I glance through the curtains, where the spotlight shines down on the wooden stand with a single mic, the surface covered in cellphones.
“That’s how they do it now,” my dad says, shaking his head.
I walk with my dad to the edge of the stage, a few other swimmers filing into their rows of seats. Only a few of us will get questions—me…Will.
“Can he handle this?” my dad asks.
Will was a different man all week. He was driven like he was that first time I saw him race when we started camp weeks ago, but his spirit was lighter. He still got lost in the moment—and those things he fights for, they’ll probably never go away. His brother…his parents—they’re his ghosts, and ghosts don’t leave. They only fade.

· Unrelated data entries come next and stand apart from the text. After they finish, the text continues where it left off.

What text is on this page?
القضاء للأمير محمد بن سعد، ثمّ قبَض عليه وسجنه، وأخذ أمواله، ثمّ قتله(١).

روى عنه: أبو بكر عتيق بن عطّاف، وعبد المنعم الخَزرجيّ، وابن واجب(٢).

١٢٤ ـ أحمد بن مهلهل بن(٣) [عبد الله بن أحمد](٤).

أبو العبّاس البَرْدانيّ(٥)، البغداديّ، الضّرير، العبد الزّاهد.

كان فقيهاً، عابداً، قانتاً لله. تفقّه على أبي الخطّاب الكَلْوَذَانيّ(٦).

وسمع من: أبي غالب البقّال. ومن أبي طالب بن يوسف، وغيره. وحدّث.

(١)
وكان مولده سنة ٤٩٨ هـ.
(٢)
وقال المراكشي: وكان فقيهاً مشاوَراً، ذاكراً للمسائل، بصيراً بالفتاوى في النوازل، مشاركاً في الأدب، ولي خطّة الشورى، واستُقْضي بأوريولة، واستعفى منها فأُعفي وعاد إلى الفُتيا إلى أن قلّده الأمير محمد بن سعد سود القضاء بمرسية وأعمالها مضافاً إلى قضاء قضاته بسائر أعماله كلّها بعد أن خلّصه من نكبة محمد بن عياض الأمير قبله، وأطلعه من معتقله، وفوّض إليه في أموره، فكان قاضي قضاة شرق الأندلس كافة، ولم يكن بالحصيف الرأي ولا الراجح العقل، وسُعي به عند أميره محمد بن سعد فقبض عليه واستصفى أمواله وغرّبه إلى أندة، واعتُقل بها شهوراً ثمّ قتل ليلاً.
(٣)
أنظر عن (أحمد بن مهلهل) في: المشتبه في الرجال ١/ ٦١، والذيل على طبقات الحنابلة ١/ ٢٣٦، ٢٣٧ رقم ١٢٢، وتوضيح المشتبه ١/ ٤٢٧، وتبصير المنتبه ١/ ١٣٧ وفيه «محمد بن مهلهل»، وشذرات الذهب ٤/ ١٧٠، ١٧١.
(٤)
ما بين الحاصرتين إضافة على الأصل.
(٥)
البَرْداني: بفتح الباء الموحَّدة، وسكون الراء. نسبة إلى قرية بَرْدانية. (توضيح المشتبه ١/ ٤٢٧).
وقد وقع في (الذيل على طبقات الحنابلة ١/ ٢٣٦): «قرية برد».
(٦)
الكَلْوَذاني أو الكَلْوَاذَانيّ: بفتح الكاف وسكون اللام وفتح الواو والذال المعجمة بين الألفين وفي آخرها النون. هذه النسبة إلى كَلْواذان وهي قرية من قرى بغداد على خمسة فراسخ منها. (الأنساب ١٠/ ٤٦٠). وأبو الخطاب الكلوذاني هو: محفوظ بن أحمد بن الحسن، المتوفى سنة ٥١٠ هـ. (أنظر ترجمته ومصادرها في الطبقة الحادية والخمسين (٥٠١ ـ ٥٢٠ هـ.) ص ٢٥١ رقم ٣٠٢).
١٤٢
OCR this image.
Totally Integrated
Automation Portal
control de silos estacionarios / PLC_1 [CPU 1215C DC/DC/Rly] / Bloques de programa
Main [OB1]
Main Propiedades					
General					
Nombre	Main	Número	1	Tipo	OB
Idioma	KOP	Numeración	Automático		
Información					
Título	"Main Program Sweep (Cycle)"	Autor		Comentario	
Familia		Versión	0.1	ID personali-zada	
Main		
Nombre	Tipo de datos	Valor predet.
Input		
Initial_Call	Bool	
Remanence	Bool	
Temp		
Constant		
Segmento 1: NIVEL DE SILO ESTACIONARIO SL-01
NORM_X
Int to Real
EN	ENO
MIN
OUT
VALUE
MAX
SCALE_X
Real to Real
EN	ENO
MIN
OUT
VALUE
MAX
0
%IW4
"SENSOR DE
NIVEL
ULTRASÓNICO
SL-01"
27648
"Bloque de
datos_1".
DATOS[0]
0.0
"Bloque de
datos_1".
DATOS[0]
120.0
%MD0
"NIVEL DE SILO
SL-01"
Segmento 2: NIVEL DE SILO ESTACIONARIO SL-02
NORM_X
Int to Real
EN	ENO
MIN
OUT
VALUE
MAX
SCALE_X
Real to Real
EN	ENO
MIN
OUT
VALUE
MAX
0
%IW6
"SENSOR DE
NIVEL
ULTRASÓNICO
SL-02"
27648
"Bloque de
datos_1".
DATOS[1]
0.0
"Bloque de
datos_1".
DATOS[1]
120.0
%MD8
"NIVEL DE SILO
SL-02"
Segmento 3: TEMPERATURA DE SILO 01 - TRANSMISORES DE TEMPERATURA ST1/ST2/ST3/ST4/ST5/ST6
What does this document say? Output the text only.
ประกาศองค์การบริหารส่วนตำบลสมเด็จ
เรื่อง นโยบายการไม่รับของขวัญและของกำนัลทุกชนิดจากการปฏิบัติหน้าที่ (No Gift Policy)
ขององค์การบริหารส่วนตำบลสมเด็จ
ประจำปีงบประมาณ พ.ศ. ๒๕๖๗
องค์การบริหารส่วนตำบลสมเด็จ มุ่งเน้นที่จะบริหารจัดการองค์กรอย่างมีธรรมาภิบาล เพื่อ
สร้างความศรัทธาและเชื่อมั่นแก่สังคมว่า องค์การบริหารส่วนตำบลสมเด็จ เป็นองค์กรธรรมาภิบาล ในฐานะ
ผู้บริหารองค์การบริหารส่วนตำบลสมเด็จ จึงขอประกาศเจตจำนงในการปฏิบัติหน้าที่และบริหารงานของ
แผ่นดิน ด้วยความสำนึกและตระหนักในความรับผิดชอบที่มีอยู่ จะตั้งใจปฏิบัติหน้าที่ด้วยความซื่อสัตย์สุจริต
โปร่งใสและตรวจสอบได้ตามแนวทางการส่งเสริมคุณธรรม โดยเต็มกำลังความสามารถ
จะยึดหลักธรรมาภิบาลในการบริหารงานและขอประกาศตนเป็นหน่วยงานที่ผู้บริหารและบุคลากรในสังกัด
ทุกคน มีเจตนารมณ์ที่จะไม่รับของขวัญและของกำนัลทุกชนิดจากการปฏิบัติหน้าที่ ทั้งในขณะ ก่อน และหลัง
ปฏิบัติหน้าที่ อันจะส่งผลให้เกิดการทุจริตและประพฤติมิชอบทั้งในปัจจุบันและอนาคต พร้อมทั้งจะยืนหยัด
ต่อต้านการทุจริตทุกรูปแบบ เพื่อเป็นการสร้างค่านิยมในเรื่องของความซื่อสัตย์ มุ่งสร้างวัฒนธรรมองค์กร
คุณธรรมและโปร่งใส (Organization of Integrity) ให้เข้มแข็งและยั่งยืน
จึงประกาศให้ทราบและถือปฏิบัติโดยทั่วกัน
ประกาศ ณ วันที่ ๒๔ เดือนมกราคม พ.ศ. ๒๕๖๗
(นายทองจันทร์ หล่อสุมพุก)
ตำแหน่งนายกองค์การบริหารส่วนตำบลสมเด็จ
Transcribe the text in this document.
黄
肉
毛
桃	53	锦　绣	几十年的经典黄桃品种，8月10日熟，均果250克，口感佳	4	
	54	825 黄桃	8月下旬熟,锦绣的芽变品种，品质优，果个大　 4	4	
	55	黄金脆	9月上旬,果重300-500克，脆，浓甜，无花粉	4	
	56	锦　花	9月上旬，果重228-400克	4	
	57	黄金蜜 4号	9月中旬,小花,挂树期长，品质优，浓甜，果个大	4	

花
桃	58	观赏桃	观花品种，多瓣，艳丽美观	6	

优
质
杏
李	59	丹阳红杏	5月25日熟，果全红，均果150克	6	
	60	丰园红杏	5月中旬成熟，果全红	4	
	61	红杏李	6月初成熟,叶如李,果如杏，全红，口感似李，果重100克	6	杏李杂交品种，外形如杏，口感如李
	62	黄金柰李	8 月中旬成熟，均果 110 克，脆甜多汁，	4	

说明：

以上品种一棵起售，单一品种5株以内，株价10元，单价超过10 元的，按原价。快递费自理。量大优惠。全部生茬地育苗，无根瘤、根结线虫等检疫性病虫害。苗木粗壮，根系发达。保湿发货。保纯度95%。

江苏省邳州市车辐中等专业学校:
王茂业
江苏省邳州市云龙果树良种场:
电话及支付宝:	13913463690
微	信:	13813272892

“We talked a lot last night, about the questions he knows are coming,” I say.
“Can he talk about Evan? Without feeling defensive?” My father quirks a brow at me, his hand gripping the rope near the stage curtain.
I smirk at him, realizing as I do—Elvis lip.
“He’ll say nicer things about Evan than I will,” I say.
My father puts his arm around me, urging me to step toward the stage with him.
“You and me both, sweetheart,” he says, a rumble of a laugh coming from his chest.
I step up on my toes and kiss my father on the cheek, then find my way to my seat. My palms are sweating—I wish instead of this press conference I would just swim extra laps for the public while people filmed me. That’s what I’m good at. Cameras…they’re…invasive I guess?